Saudades e realidades estranhas
Faz hoje quatro anos que a solidão invadiu a minha vida. Depois de 36 anos de vida em comum, tu partiste. Têm sido tempos difíceis, em todos os sentidos. Não é fácil estar a querer comentar contigo tantos assuntos do nosso quotidiano, particularmente o político. São tantas as novidades e os acontecimentos que tenho a certeza que a tua opinião seria muito importante. Mesmo com as saudades imensas, neste dia inesquecível, no pior sentido do termo, vou opinar sobre alguns desses acontecimentos, até porque a vida não para enquanto andamos por aqui e conseguimos exprimir em palavras algumas das coisas que sentimos.
Pensei falar de alguns assuntos mais debatidos, como a TAP e a mobilidade, o próximo Orçamento do Estado e as reivindicações mais importantes a nele ficarem vertidas, mas decidi deixar, para os mais entendidos nas matérias, esses assuntos. Pelo menos por agora...
Tenho reparado que o Governo Regional tem-se desdobrado em ações diárias com “remédios” para todos os problemas da Região. Até vi uma ação de distribuição de dinheiro pelas empresas, algumas das quais pagam sempre com atraso os salários aos/às seus/as trabalhadores/as, chantageando permanentemente com insolvências e não apresentando qualquer benefício visível em relação aos apoios que recebem. Basta ver algumas das placas afixadas no exterior das mesmas, em relação a esses apoios, e nada explicam sobre os mesmos. É caso para perguntar: para que servem os dinheiros comunitários? São para criar e fixar emprego, ou são para tapar buracos permanentes de alguns empresários que estão sempre a culpar quem trabalha dos seus problemas?

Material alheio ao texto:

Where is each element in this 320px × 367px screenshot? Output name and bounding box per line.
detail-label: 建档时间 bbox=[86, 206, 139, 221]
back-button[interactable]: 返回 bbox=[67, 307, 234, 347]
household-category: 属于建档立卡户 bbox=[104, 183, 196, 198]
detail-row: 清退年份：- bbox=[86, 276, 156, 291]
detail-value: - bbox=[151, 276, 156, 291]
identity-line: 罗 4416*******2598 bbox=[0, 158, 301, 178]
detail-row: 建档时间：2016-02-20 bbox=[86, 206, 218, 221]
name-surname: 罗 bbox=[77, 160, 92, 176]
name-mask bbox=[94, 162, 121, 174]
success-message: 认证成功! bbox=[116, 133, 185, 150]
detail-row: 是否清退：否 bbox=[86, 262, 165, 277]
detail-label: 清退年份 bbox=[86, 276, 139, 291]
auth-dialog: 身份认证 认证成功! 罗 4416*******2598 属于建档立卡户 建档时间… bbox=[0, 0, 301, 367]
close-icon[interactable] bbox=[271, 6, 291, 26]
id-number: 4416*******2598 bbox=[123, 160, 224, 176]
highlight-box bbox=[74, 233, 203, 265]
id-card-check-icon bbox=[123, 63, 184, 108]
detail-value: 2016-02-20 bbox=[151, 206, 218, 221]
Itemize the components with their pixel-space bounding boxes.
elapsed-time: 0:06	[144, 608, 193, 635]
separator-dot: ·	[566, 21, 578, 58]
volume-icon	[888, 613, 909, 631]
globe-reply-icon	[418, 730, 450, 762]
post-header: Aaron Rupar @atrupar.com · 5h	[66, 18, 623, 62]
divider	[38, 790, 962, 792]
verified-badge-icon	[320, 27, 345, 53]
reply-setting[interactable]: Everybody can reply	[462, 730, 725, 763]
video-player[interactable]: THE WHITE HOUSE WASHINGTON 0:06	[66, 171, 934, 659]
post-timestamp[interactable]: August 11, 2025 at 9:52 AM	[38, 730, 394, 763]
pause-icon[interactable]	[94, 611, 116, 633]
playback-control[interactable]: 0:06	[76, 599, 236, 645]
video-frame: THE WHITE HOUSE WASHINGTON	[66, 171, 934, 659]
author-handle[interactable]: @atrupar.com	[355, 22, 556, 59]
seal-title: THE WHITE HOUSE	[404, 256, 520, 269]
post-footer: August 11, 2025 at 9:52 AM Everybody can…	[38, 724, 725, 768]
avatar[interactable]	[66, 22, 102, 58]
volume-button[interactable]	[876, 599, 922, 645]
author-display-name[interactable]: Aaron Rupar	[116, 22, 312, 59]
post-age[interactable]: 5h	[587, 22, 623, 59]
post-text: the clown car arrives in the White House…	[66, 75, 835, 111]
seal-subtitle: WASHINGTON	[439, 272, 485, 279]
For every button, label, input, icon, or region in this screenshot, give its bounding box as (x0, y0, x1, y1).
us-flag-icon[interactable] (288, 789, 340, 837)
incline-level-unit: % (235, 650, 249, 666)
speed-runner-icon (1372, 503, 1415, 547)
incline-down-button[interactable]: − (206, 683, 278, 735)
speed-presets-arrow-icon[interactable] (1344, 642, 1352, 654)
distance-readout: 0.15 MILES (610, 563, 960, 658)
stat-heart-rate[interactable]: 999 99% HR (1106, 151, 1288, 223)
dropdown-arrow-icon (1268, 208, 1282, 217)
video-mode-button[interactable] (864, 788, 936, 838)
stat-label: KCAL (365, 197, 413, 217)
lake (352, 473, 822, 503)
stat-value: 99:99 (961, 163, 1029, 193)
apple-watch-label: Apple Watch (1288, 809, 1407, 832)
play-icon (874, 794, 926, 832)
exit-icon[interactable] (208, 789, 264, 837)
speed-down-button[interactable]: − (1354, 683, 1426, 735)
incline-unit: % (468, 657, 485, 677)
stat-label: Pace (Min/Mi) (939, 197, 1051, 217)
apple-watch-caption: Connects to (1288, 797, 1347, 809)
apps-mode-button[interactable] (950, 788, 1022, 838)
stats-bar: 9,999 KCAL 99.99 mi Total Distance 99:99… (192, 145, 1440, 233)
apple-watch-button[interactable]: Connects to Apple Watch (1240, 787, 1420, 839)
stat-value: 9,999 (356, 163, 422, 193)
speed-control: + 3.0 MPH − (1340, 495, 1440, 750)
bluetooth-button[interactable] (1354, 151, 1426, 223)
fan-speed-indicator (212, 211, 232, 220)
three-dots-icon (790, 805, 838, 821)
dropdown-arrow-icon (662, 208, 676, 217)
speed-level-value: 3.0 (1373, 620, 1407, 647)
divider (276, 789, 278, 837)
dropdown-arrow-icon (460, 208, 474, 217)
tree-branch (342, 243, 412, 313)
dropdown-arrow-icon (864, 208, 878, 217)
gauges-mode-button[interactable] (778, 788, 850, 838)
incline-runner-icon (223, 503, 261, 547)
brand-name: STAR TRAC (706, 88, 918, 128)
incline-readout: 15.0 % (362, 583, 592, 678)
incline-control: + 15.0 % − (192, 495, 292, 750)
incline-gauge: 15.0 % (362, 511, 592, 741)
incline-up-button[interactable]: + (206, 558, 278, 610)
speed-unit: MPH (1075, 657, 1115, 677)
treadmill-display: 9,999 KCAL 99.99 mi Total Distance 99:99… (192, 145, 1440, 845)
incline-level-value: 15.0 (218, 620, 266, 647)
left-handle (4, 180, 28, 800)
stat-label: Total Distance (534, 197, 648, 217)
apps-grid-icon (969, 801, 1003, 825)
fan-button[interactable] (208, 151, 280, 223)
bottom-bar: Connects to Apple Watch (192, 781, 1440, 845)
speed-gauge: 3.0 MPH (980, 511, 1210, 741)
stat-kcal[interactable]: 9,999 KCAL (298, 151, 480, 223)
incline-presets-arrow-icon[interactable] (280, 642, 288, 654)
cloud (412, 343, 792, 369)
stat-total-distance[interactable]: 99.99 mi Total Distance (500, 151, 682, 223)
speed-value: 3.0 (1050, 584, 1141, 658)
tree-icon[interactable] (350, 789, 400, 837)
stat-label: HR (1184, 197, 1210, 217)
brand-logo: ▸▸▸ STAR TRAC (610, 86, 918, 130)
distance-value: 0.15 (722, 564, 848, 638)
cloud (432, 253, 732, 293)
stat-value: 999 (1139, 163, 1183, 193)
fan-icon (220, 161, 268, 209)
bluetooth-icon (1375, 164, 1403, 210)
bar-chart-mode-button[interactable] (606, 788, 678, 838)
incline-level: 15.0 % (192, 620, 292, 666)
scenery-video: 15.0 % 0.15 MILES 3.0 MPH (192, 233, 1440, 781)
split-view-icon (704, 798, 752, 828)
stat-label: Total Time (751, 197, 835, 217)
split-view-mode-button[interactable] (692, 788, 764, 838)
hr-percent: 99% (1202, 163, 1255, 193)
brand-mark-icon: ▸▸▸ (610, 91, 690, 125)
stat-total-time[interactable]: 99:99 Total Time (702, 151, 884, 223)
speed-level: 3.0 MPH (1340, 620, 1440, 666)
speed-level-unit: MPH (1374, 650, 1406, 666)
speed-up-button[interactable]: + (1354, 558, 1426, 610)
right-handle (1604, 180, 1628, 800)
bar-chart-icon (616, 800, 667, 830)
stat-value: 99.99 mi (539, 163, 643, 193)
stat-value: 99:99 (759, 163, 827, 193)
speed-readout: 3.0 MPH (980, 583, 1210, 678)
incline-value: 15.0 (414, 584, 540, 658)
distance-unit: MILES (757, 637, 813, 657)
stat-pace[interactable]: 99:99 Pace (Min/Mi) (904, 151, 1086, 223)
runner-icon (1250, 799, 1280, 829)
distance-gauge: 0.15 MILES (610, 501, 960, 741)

Na saúde, parece que tudo está a andar num mar de rosas, com tantos seminários nacionais e internacionais. No entanto, continuamos a ter longas listas de espera, até para situações que poderiam ser resolvidas de forma rápida, mas pelo facto de não serem, acabam por se tornarem mais graves. Não é compreensível que uma pessoa com um problema num joelho há anos, que agora já afetou o outro, esteja à espera de uma cirurgia há 14 anos, estando já a ficar deficiente com dores permanentes. E outra, que já foi operada duas vezes, ao mesmo problema, e não o viu o resolvido, esteja há meses à espera de outra intervenção, no mesmo local, estando cada vez pior e agora sim com maior sofrimento. Estes dois exemplos são o dia-a-dia de milhares de pessoas, que entopem as listas de espera do Sistema Regional de Saúde, que não responde e fica indiferente ao sofrimento dos/as seus/suas utentes. Há coisas inexplicáveis...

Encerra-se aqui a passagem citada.